Offload moves a model, or model parts, between GPU memory (VRAM) and system memory (RAM). This reduces VRAM usage and helps run larger models on lower-VRAM GPUs.

Offload Mode

Tip

Offload mode is set by the Settings -> Models & Loading -> Model offload mode

Balanced

Balanced offload works differently than all other offloading methods as it performs offloading only when the VRAM usage exceeds the user-specified threshold.

  • Recommended for compatible high-VRAM GPUs.
  • Faster than other offload modes, but requires platform compatibility and enough VRAM.
  • Moves model parts based on user-defined thresholds, so you can control VRAM usage.
  • The high threshold sets the maximum memory usage allowed for weights of a single model component.
  • The low threshold controls when unused model parts are offloaded back to RAM. If VRAM usage is above the low threshold, offloading runs. Otherwise, it does nothing.
  • Configure thresholds in Settings -> Models & Loading -> Balanced offload GPU high / low watermark.
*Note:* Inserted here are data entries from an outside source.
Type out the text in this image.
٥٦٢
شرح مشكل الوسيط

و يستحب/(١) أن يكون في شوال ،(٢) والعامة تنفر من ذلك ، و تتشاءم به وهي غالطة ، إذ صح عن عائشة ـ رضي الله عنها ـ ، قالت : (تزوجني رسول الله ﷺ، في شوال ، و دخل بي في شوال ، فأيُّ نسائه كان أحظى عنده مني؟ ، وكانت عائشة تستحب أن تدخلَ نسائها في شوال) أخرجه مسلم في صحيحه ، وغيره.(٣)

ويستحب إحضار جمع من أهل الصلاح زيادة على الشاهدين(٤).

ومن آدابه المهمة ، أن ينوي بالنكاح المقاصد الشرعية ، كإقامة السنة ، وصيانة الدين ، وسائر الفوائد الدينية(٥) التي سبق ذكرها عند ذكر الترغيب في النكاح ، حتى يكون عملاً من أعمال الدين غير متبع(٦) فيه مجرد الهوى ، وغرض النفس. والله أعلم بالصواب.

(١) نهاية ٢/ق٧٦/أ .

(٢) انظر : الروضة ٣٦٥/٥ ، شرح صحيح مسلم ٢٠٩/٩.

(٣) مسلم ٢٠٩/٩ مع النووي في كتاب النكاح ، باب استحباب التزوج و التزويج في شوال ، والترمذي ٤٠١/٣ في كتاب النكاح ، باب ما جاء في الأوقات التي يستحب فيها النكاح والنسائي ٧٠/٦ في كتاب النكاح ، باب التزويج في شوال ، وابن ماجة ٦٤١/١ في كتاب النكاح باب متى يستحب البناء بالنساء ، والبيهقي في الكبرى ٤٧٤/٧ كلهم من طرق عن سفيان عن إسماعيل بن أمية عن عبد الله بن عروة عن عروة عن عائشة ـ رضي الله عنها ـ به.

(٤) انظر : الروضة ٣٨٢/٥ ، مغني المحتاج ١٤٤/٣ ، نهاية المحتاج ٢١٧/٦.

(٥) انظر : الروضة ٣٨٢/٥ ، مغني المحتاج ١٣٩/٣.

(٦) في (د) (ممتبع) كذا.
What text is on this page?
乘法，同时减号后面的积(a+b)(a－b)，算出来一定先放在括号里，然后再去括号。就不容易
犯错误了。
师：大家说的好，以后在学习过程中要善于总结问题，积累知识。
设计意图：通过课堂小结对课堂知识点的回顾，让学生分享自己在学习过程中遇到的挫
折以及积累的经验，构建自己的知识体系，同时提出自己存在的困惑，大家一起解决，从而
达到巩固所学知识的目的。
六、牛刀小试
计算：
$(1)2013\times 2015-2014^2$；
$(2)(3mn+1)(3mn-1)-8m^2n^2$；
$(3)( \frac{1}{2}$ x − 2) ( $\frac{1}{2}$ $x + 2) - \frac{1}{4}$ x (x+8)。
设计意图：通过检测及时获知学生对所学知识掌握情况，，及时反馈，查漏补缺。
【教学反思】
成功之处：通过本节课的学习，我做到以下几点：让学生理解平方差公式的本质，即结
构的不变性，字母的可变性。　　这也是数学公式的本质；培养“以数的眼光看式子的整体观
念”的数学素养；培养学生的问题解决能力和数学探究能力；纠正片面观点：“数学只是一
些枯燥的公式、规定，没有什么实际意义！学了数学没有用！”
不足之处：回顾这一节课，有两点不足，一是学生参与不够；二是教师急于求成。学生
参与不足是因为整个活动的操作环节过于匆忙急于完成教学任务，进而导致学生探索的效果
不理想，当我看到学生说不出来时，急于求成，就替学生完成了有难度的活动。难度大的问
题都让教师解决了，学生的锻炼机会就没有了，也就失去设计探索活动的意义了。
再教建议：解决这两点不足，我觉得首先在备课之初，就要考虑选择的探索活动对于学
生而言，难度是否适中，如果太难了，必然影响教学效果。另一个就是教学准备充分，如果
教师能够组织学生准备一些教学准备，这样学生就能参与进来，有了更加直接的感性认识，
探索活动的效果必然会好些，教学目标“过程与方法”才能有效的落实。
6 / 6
Balanced offloading default behavior is based on detected GPU memory: - default: offload=balanced gpu-min=0.2 gpu-max=0.6 gc-threshold=0.7
- <= 4gb/lowvram: offload=sequential quantization=cpu vae-tiling=on gc-threshold=0.0
- <= 12gb/medvram: offload=balanced gpu-min=0.0 vae-tiling=on
- >= 24gb/highvram: offload=balanced gpu-max=0.8 never=clip-l,clip-g,vae

Warning

Not compatible with Optimum.Quanto qint quantization

Sequential

Works layer by layer for each model component marked as offload-compatible.

  • Recommended for low-VRAM GPUs.
  • Much slower, but can run large models such as FLUX on GPUs with 2-4GB VRAM.

Warning

Not compatible with Quanto qint or BitsAndBytes nf4 quantization

[!NOTE] Using --lowvram automatically enables sequential offload.

Model

Works at the model-component level by offloading components marked as offload-compatible. Examples include VAE and text encoder.

  • Recommended for medium VRAM when balanced offload is not compatible.
  • More compatible than balanced or sequential, but with lower memory savings.

Limitations: N/A

Performance Notes

  • Tested using SDXL with 2 large LoRA models
  • Sequential offload is default for GPUs with 4GB or less
  • Balanced offload is default for GPUs with more than 4GB. Balanced offload is slower than no offload, but it enables large models such as SD35 and FLUX.1 out of the box.
  • Balanced offload set to default values
  • LoRA overhead is measured in sec for first and subsequent iterations
  • LoRA mode=backup can use up to 2x system memory. On large models such as SD35 or FLUX.1, this can be prohibitive.
Offload mode LoRA type LoRA mode LoRA overhead End-to-end it/s Note
none none N/A N/A 6.7 fastest inference
balanced none N/A N/A 4.5 default without LoRA
sequential none N/A N/A 0.6 lowvram
none native backup 1.8 / 0.0 6.0
balanced native backup 1.3 / 0.0 2.8
sequential native backup 5.8 / 0.0 0.5
none native fuse 1.3 / 1.3 4.8
balanced native fuse 2.8 / 2.5 3.1 default with LoRA
sequential native fuse 8.8 / 7.7 0.4
none diffusers default 2.9 / 2.9 3.8
balanced diffusers default 2.2 / 2.2 2.1
sequential diffusers default 4.6 / 4.6 0.3
none diffusers fuse 5.7 / 5.7 2.0
balanced diffusers fuse N/A did not complete
sequential diffusers fuse N/A did not complete